The Jasper County Board of Public Health discussed a backup position and viewed a presentation on public health return on investment during its meeting Thursday.
The memorandum is between the Jasper County Board of Public Health and the Poweshiek County Board of Public Health and is an agreement to make sure one county will take care of the environmental health services of the other if their environmental health employee is unable to perform their duties for a short time.
“We were trying to be creative with ways for Kevin (Luetters) to have a backup ... we wanted something to take to Poweshiek Board of Health as an agreement to have a backup plan in place,” Jasper County Health Administrator Becky Pryor said.
She said she and Luetters, who is the Environmental Health Director drew upon what other counties had tried to do in terms of memorandums and the agreement would be reciprocal and will be used in case of emergencies only.
The board of supervisors recently eliminated the backup position when drawing up the budget due to lack of funds to support it. Luetters is the only person trained in environmental health.
Pryor said this memorandum is important because filling this spot is not as simple as placing a random staff member in the position, as there is a lot of training and experience needed to conduct the job well.
It was decided Pryor would go to Poweshiek’s next board of health meeting and present the memorandum.
The board also welcomed Carol Wall, who introduced herself as one of the new home care aids who grew up in Newton.
“My last job I worked almost 13 years at Progress Industries working with mentally handicapped people,” Wall said.
She said she enjoys meeting different people every day as they all have a story to tell.
Also on the agenda was a slideshow presentation on public health return on investment. The presentation covered topics such as mental health and substance abuse, workplace wellness and early childhood issues such as immunization.

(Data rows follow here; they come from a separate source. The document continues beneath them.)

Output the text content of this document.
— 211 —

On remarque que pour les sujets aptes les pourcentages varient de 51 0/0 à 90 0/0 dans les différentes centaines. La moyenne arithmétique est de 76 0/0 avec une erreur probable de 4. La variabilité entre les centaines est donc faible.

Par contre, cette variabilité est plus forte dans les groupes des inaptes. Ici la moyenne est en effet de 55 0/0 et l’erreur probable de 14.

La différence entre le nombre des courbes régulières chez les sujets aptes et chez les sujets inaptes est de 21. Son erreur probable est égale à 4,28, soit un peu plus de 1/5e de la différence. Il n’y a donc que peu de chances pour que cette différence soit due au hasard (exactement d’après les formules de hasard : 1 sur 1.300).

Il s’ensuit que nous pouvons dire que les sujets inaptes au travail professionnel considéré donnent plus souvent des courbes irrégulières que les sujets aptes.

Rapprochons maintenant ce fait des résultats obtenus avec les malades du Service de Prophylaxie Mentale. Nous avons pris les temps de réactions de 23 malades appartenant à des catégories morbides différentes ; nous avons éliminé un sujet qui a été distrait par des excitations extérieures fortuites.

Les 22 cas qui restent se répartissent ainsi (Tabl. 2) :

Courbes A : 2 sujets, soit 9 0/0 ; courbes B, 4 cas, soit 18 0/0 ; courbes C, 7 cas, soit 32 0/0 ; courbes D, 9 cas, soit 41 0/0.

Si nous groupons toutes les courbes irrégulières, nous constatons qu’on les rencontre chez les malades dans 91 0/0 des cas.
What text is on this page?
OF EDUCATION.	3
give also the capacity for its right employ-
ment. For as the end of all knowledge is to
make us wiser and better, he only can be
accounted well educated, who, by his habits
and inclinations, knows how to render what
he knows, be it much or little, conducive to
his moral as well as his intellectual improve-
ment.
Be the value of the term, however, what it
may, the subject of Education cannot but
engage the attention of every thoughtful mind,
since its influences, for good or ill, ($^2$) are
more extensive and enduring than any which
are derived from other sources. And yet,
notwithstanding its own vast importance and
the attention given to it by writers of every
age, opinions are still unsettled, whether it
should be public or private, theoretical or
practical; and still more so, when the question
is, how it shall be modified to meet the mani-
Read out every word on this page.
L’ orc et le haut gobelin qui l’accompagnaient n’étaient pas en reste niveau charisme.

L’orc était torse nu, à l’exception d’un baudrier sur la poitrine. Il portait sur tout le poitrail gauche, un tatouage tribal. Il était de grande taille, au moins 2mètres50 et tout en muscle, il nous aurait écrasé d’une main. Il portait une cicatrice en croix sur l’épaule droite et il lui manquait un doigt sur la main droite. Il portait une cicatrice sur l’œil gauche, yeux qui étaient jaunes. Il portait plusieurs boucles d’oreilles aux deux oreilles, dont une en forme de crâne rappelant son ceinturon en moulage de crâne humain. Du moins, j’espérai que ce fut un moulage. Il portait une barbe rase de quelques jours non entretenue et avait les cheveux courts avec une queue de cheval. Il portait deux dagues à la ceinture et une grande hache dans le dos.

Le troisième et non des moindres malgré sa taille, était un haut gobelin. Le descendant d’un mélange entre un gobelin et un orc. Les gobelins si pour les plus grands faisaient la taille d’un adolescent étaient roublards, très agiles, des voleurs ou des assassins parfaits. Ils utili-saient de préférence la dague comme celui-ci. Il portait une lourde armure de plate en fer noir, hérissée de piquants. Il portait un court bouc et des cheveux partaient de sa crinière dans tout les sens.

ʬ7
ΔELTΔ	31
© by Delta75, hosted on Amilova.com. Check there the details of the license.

Pryor said at a convention she went to, she learned the country spends $3.3 trillion on health care and it is 1.5 percent of the economy.
Pryor said mental health and substance abuse are the biggest priority for Newton. Every $1 spent on mental health and addiction saves a patient $7 in health costs.
She said the United States spends an estimated $21 billion is spent on treatment of drug and alcohol abuse, which is 1.3 percent of all health care expenditures.
“So we have been working with the Substance Abuse Coalition, we are working with children in the schools to prevent them from starting substance abuse,” Pryor said.
Pryor talked about mental health and workplace wellness, stating smokers cost companies $4,200 in expenses and are not as productive as non-smokers. She also said there are 500,000 absences every day due to mental illness and diabetic employees average 8.3 sick days a year.
Solutions she offered were encouraging employees to be more physically active, quitting smoking and allowing for one extra day off for every three months an employee does not take a sick day.
She said child vaccinations prevent 322 illnesses and prevent more than 730,000 deaths.